MHB Differential equation with eigenvector

[Petrus]

Hello MHB,
solve this system of linear differential equation
$$f'=f-g-h$$
$$g'=-f+g-h$$
$$h'=-f+g+h$$
with boundary conditions $$f(0)=1$$, $$g(0)=2$$ and $$h(0)=0$$
we get that $$\lambda=1$$ and $$\lambda=0$$
now for eigenvector or we can call it basis for eigenvector $$\lambda=0$$ i get

Is that correct?

Regards,
$$|\pi\rangle$$

 

[Opalg]

Your third equation should be $x_3=0$. The eigenvector must be a multiple of $$\begin{pmatrix}1\\1\\0\end{pmatrix}.$$

 

[Petrus]

Your third equation should be $x_3=0$. The eigenvector must be a multiple of $$\begin{pmatrix}1\\1\\0\end{pmatrix}.$$

I have hard to understand this

Regards,
$$|\pi\rangle$$

 

[Petrus]

Is this correct?

Edit:Ops on the first one with $$c_1$$ it should be $$e^{0t}$$
So basicly we got $$f(t)=c_1-c_2e^t$$, $$g(t)=c_1-c_2e^t$$ and $$h(t)=c_2e^t$$
Regards,
$$|\pi\rangle$$

 

[Petrus]

The eigenspace associated to $\lambda=0$ is:
$$\ker (A-0I)\equiv\left \{ \begin{matrix} x_1-x_2-x_3=0\\-x_1+x_2-x_3=0\\-x_1+x_2+x_3=0\end{matrix}\right.\sim \ldots \sim x_3=0$$
Then, all solutions of $\ker (A-0I)$ are
$$\begin{pmatrix}{x_1}\\{x_2}\\{x_3}\end{pmatrix}=\begin{pmatrix}{\alpha}\\{\beta}\\{0}\end{pmatrix}=\alpha \begin{pmatrix}{1}\\{0}\\{0}\end{pmatrix}+\beta \begin{pmatrix}{0}\\{1}\\{0}\end{pmatrix}\;,\quad \alpha,\beta \in \mathbb{R}$$
so, a basis of this eigenspace is $\{(1,0,0)^T,(0,1,0)^T\}.$

- - - Updated - - -
The eigenvector is correct.

Im pretty new with the differential equation with eigenvector. I Dont understand how it works with those boundary conditions. Notice that on the $$c_1$$ it should be $$e^{0t}$$
Thanks!
Regards,
$$|\pi\rangle$$

 

[Opalg]

Is this correct?

Edit:Ops on the first one with $$c_1$$ it should be $$e^{0t}$$
So basicly we got $$f(t)=c_1-c_2e^t$$, $$g(t)=c_1-c_2e^t$$ and $$h(t)=c_2e^t$$
Regards,
$$|\pi\rangle$$

That last formula is partially correct. You wrote $$\begin{pmatrix}f(t) \\g(t) \\h(t)\end{pmatrix} = c_1\begin{pmatrix}1 \\1 \\0\end{pmatrix} + c_2\begin{pmatrix}-1 \\-1 \\1\end{pmatrix}e^t$$. That is right in principle. The only thing missing is that a $3\times3$ matrix has three eigenvalues. Your matrix $A$ has a third eigenvalue $\lambda=2$. So your general solution to the system of equations should look like $$\begin{pmatrix}f(t) \\g(t) \\h(t)\end{pmatrix} = c_1\begin{pmatrix}1 \\1 \\0\end{pmatrix} + c_2\begin{pmatrix}-1 \\-1 \\1\end{pmatrix}e^t + c_3\begin{pmatrix}* \\* \\*\end{pmatrix}e^{2t}$$, where you have to fill in the stars with the third eigenvector.

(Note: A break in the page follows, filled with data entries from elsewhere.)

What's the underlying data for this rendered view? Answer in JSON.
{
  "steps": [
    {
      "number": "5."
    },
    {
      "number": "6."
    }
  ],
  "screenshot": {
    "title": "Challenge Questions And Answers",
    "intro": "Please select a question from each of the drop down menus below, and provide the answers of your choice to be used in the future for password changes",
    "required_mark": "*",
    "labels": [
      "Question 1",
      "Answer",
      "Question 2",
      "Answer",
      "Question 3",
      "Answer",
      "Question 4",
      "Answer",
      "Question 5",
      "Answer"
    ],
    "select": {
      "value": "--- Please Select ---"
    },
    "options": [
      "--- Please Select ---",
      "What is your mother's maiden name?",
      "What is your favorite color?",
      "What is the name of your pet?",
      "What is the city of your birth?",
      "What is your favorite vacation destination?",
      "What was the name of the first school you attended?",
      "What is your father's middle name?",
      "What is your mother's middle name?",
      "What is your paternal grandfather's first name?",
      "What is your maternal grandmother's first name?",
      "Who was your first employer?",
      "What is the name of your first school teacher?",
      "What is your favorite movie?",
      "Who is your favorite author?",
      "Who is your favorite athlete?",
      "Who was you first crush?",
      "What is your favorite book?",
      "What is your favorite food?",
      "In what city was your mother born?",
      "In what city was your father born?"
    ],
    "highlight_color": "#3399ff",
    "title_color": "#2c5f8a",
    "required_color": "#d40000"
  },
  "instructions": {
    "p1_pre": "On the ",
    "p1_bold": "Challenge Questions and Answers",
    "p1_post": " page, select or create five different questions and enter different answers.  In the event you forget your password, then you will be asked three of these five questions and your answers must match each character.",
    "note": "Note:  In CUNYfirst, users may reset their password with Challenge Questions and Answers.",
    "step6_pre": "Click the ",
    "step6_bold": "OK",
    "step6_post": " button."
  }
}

When you have done that, you can put $t=0$ in that equation. That will give you a set of three linear equations for the constants $c_1,c_2,c_3$ so that the initial conditions are satisfied.

 

[Petrus]

Hi,
I forgot that $$\lambda=2$$!

So we get that $$c_1=\frac{3}{2}$$, $$c_2=0$$ and $$c_3=\frac{1}{2}$$ and that should be correct right?

Regards,
$$|\pi\rangle$$